For general insurance like car and home and contests, Google is your friend. For risk insurances like life and income protection insurance, you can use a comparison website like

My guess is that if you have had your insurances for more than two years, you are paying over the odds. Switching to a cheaper product would, of course, take some pressure off your hip pocket.

4: If you have sharemarket investments - most of us have them in super - check your portfolio

Now, it’s easy to get spooked by what’s happened on markets in the past month. But a lot has already happened.

Though the volatility might be far from over, shares are now some one-third off their (overpriced) high in February.

Provided you have more than 10 years as an investment horizon – in other words, until you will need the money – it may be worth trying to ride the recovery. Those with shorter investment horizons have probably already sold a sliver, perhaps liquidating enough just to get them through to a recovery.

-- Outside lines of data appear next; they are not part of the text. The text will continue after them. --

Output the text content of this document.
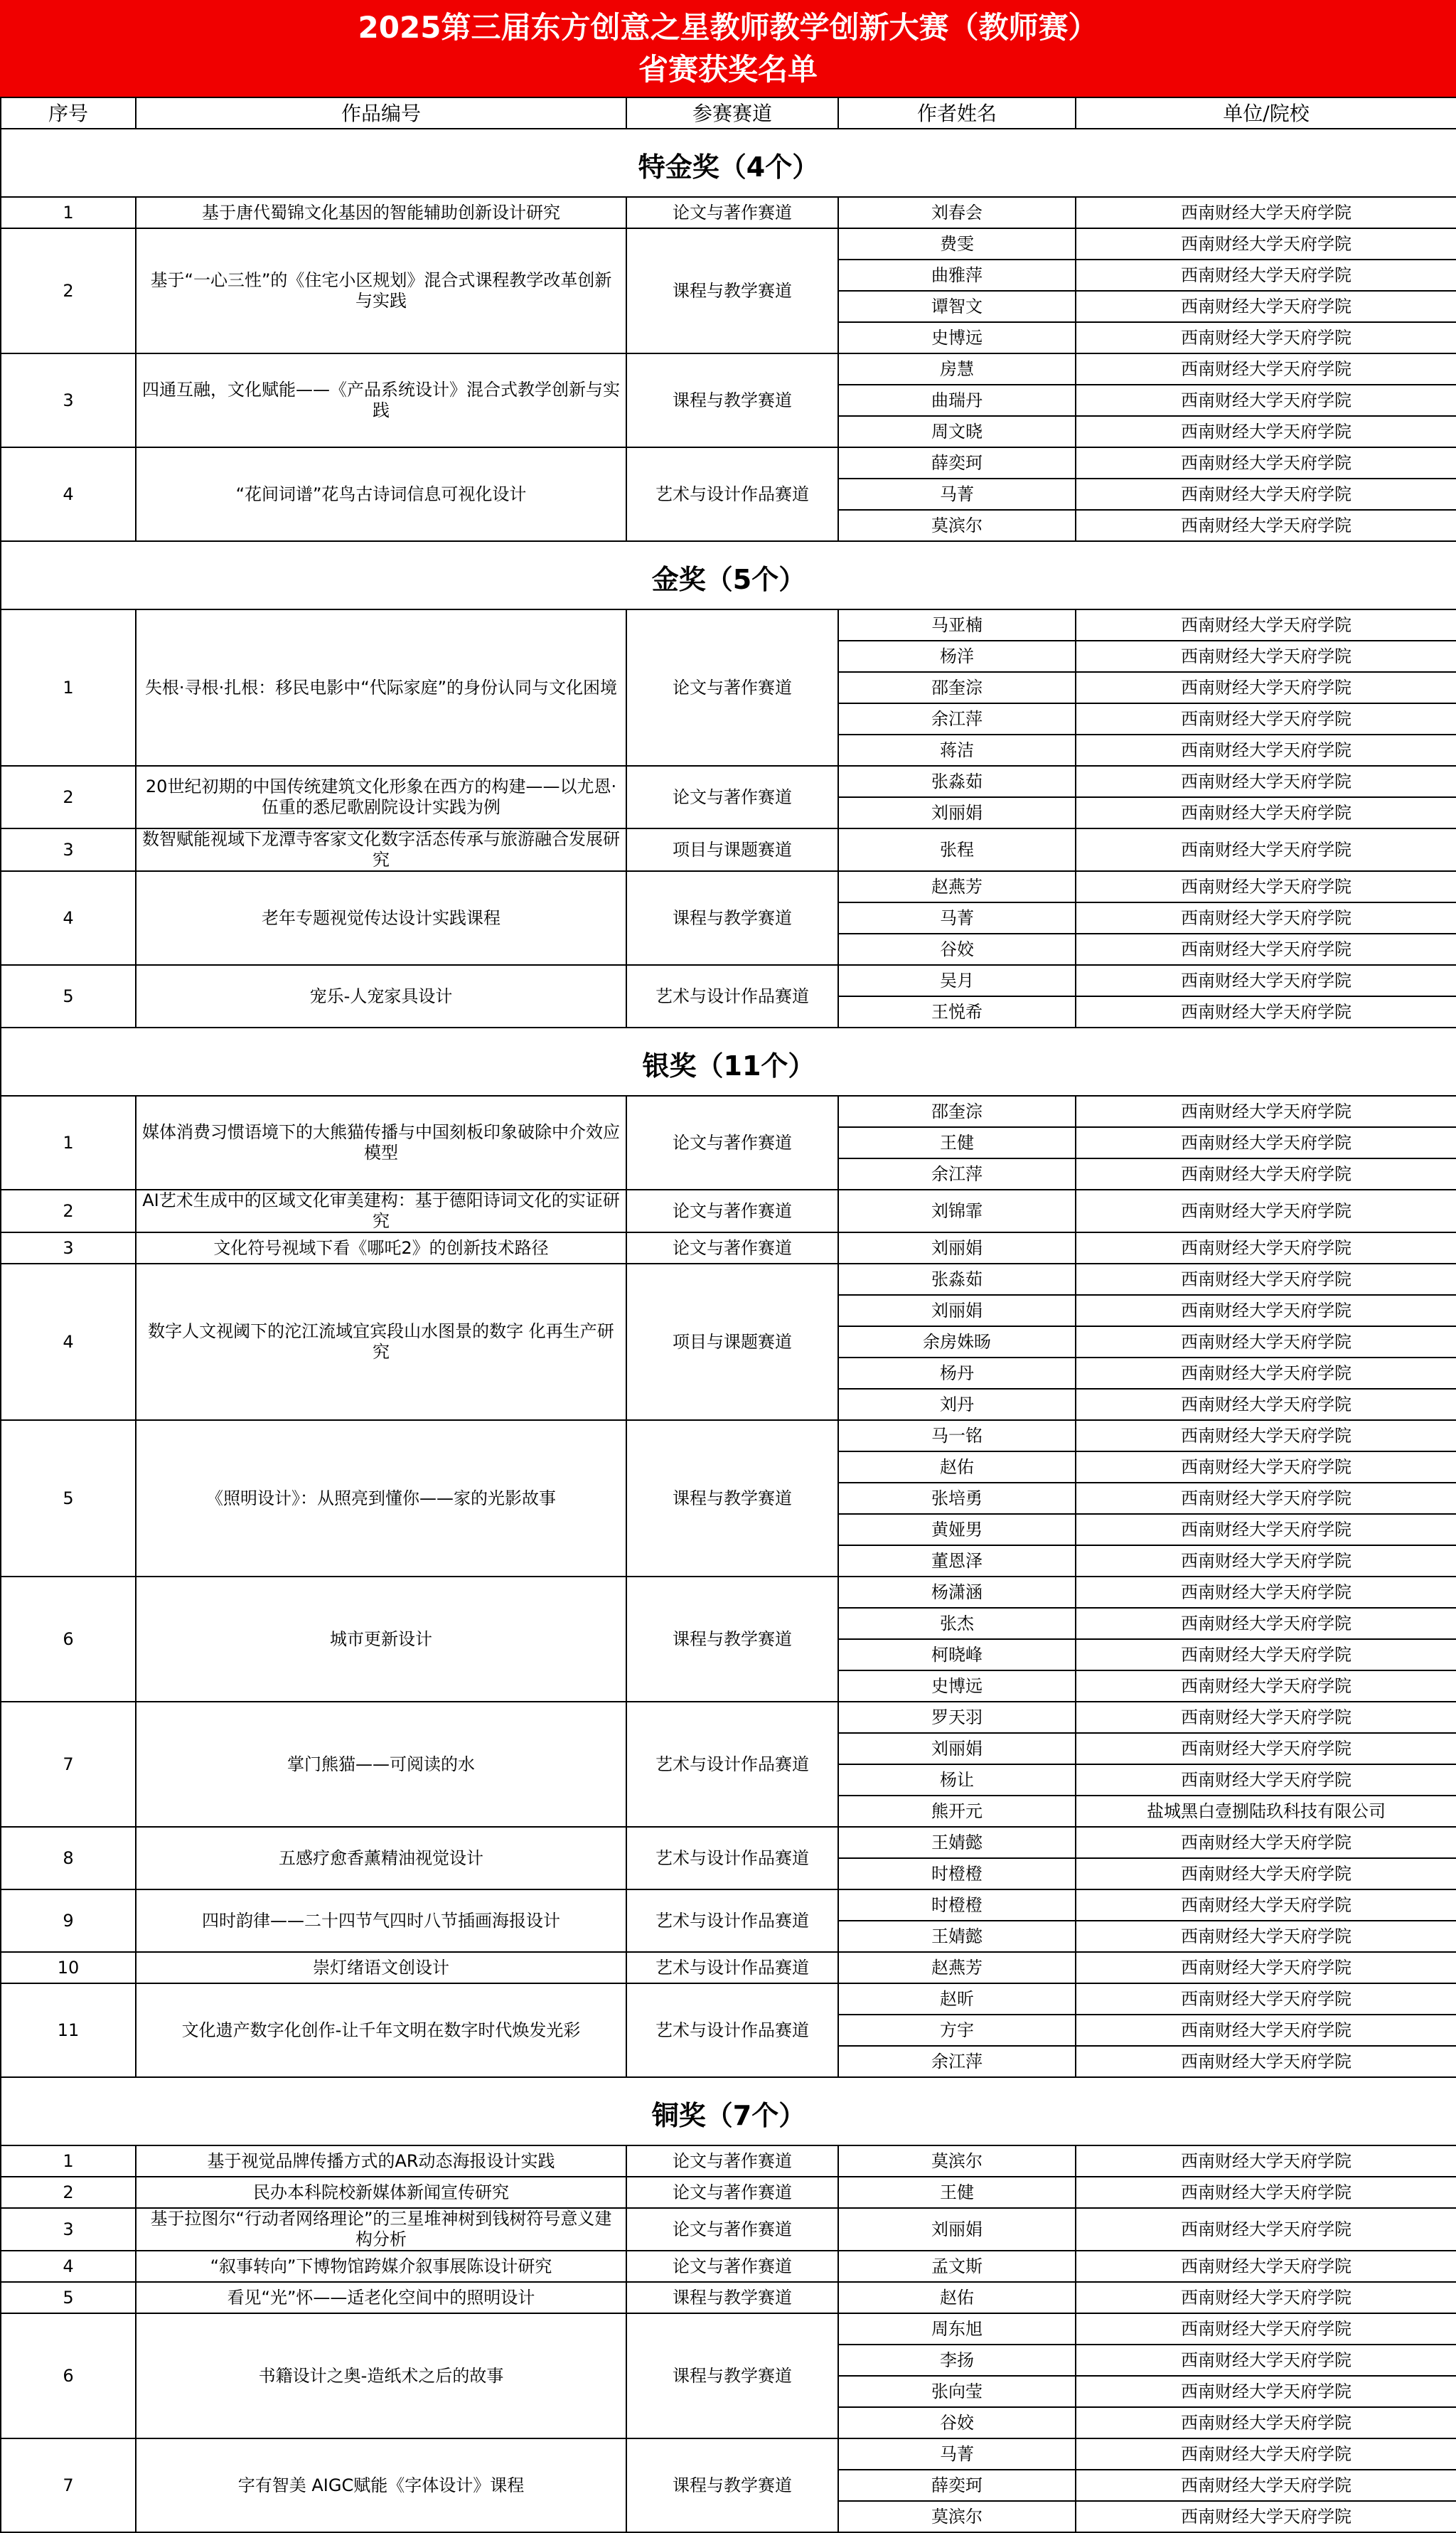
2025第三届东方创意之星教师教学创新大赛（教师赛）
省赛获奖名单
序号	作品编号	参赛赛道	作者姓名	单位/院校
特金奖（4个）				
1	基于唐代蜀锦文化基因的智能辅助创新设计研究	论文与著作赛道	刘春会	西南财经大学天府学院
2	基于“一心三性”的《住宅小区规划》混合式课程教学改革创新与实践	课程与教学赛道	费雯	西南财经大学天府学院
			曲雅萍	西南财经大学天府学院
			谭智文	西南财经大学天府学院
			史博远	西南财经大学天府学院
3	四通互融，文化赋能——《产品系统设计》混合式教学创新与实践	课程与教学赛道	房慧	西南财经大学天府学院
			曲瑞丹	西南财经大学天府学院
			周文晓	西南财经大学天府学院
4	“花间词谱”花鸟古诗词信息可视化设计	艺术与设计作品赛道	薛奕珂	西南财经大学天府学院
			马菁	西南财经大学天府学院
			莫滨尔	西南财经大学天府学院
金奖（5个）				
1	失根·寻根·扎根：移民电影中“代际家庭”的身份认同与文化困境	论文与著作赛道	马亚楠	西南财经大学天府学院
			杨洋	西南财经大学天府学院
			邵奎淙	西南财经大学天府学院
			余江萍	西南财经大学天府学院
			蒋洁	西南财经大学天府学院
2	20世纪初期的中国传统建筑文化形象在西方的构建——以尤恩·伍重的悉尼歌剧院设计实践为例	论文与著作赛道	张淼茹	西南财经大学天府学院
			刘丽娟	西南财经大学天府学院
3	数智赋能视域下龙潭寺客家文化数字活态传承与旅游融合发展研究	项目与课题赛道	张程	西南财经大学天府学院
4	老年专题视觉传达设计实践课程	课程与教学赛道	赵燕芳	西南财经大学天府学院
			马菁	西南财经大学天府学院
			谷姣	西南财经大学天府学院
5	宠乐-人宠家具设计	艺术与设计作品赛道	吴月	西南财经大学天府学院
			王悦希	西南财经大学天府学院
银奖（11个）				
1	媒体消费习惯语境下的大熊猫传播与中国刻板印象破除中介效应模型	论文与著作赛道	邵奎淙	西南财经大学天府学院
			王健	西南财经大学天府学院
			余江萍	西南财经大学天府学院
2	AI艺术生成中的区域文化审美建构：基于德阳诗词文化的实证研究	论文与著作赛道	刘锦霏	西南财经大学天府学院
3	文化符号视域下看《哪吒2》的创新技术路径	论文与著作赛道	刘丽娟	西南财经大学天府学院
4	数字人文视阈下的沱江流域宜宾段山水图景的数字 化再生产研究	项目与课题赛道	张淼茹	西南财经大学天府学院
			刘丽娟	西南财经大学天府学院
			余房姝旸	西南财经大学天府学院
			杨丹	西南财经大学天府学院
			刘丹	西南财经大学天府学院
5	《照明设计》：从照亮到懂你——家的光影故事	课程与教学赛道	马一铭	西南财经大学天府学院
			赵佑	西南财经大学天府学院
			张培勇	西南财经大学天府学院
			黄娅男	西南财经大学天府学院
			董恩泽	西南财经大学天府学院
6	城市更新设计	课程与教学赛道	杨潇涵	西南财经大学天府学院
			张杰	西南财经大学天府学院
			柯晓峰	西南财经大学天府学院
			史博远	西南财经大学天府学院
7	掌门熊猫——可阅读的水	艺术与设计作品赛道	罗天羽	西南财经大学天府学院
			刘丽娟	西南财经大学天府学院
			杨让	西南财经大学天府学院
			熊开元	盐城黑白壹捌陆玖科技有限公司
8	五感疗愈香薰精油视觉设计	艺术与设计作品赛道	王婧懿	西南财经大学天府学院
			时橙橙	西南财经大学天府学院
9	四时韵律——二十四节气四时八节插画海报设计	艺术与设计作品赛道	时橙橙	西南财经大学天府学院
			王婧懿	西南财经大学天府学院
10	崇灯绪语文创设计	艺术与设计作品赛道	赵燕芳	西南财经大学天府学院
11	文化遗产数字化创作-让千年文明在数字时代焕发光彩	艺术与设计作品赛道	赵昕	西南财经大学天府学院
			方宇	西南财经大学天府学院
			余江萍	西南财经大学天府学院
铜奖（7个）				
1	基于视觉品牌传播方式的AR动态海报设计实践	论文与著作赛道	莫滨尔	西南财经大学天府学院
2	民办本科院校新媒体新闻宣传研究	论文与著作赛道	王健	西南财经大学天府学院
3	基于拉图尔“行动者网络理论”的三星堆神树到钱树符号意义建构分析	论文与著作赛道	刘丽娟	西南财经大学天府学院
4	“叙事转向”下博物馆跨媒介叙事展陈设计研究	论文与著作赛道	孟文斯	西南财经大学天府学院
5	看见“光”怀——适老化空间中的照明设计	课程与教学赛道	赵佑	西南财经大学天府学院
6	书籍设计之奥-造纸术之后的故事	课程与教学赛道	周东旭	西南财经大学天府学院
			李扬	西南财经大学天府学院
			张向莹	西南财经大学天府学院
			谷姣	西南财经大学天府学院
7	字有智美 AIGC赋能《字体设计》课程	课程与教学赛道	马菁	西南财经大学天府学院
			薛奕珂	西南财经大学天府学院
			莫滨尔	西南财经大学天府学院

Key to making your money back in your super fund is to make sure the investment mix is right. The younger you are, the more you can afford to have in equities, and they are certainly more reasonably valued at the moment!

And promise me you will only access the $20,000 slice of super that the government has offered people who see an income drop of 20 percent or more, if you really need it. A $20,000 withdrawal at 35 could cost you $80,000 at retirement.

5: If you don’t love your job, or if you’d like to earn more money, consider skilling up

One of the beauties of self-isolation time is just that: time. You could while away the hours with Netflix or you could do something really constructive, like training for a higher paid and hopefully more interesting job when the world comes off its emergency setting.

Future-you – post-Coronavirus crisis – could be so much better off.